Although van der Byl always insisted that visiting journalists "use the tradesmen's entrance", he was a correspondent's dream when it came to pithy quotes and colourful copy.  Asked why the government refused to release the names of those hanged for political or criminal offences, van der Byl replied: "Why should we?  Anyway, it's academic because they are normally dead." An American woman journalist admired a hunting trophy hanging on his wall and asked where the creature had been shot.  "P K" pointed to a remote spot in the bush.  "Aren't you worried about guerrillas up there?" she inquired.  "My dear child," drawled the minister.  "Gorillas these days are found only in remote parts of the Mountains of the Moon.  If you mean terrorists, yes, but worried, no."

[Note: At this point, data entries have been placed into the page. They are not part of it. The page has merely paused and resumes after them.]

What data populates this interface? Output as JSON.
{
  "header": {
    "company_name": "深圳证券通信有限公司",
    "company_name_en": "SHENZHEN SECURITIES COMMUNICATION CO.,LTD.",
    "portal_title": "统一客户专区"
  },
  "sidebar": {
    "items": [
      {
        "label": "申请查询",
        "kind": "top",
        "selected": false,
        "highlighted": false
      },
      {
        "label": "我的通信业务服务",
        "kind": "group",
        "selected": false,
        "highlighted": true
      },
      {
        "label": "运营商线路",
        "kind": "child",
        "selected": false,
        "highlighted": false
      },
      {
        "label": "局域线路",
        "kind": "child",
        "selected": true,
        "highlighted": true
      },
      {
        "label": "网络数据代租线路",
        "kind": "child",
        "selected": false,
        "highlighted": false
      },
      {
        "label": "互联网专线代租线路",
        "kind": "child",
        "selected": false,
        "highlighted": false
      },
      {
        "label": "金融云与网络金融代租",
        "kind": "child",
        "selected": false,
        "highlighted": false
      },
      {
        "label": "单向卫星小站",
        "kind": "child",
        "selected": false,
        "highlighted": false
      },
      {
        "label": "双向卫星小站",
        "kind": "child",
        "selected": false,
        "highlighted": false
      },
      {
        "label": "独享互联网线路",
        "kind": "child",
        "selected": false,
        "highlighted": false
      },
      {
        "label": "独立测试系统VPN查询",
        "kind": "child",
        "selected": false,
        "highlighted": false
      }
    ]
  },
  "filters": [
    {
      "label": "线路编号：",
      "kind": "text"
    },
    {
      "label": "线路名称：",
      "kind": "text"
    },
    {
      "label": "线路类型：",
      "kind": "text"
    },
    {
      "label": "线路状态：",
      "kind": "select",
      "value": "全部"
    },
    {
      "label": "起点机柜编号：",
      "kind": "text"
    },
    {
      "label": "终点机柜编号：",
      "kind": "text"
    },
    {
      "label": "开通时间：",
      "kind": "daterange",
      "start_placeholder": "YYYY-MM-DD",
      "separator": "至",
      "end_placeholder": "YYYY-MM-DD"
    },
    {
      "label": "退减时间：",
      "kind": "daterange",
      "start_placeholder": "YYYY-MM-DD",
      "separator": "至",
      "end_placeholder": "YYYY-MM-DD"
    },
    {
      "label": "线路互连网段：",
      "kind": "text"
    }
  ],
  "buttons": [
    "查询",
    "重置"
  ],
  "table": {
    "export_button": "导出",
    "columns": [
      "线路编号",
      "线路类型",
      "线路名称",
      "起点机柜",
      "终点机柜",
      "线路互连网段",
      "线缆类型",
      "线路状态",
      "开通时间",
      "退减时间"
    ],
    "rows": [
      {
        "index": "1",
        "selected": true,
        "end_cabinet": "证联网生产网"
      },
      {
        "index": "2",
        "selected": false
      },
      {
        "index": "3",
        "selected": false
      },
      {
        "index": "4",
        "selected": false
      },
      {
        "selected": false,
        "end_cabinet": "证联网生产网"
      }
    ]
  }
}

As defence minister, he revelled in ringing exhortations to battle.  "If the battle should wax fiercer, there can be no question of surrender.  We shall contest every river, every crossroads, every village, every town and every kopje." It was empty rhetoric.  As Rhodesia was obliged to move towards accommodation with its black majority, van der Byl briefly sustained his political career, sharing a cabinet portfolio with a black minister in Bishop Abel Muzorewa's ill-starred "compromise" government of Zimbabwe-Rhodesia.  But when, as van der Byl put it, "the wheels came off" and Robert Mugabe's Zanu-PF came to power in 1980, he slipped quietly into the background and in 1982 retired to South Africa to the magnificent estate he had inherited near Caledon in the Western Cape.

Van der Byl married, in 1979, Princess Charlotte von Liechtenstein, a cousin of the Prince of Liechtenstein and a niece of Otto Habsburg; they had three sons.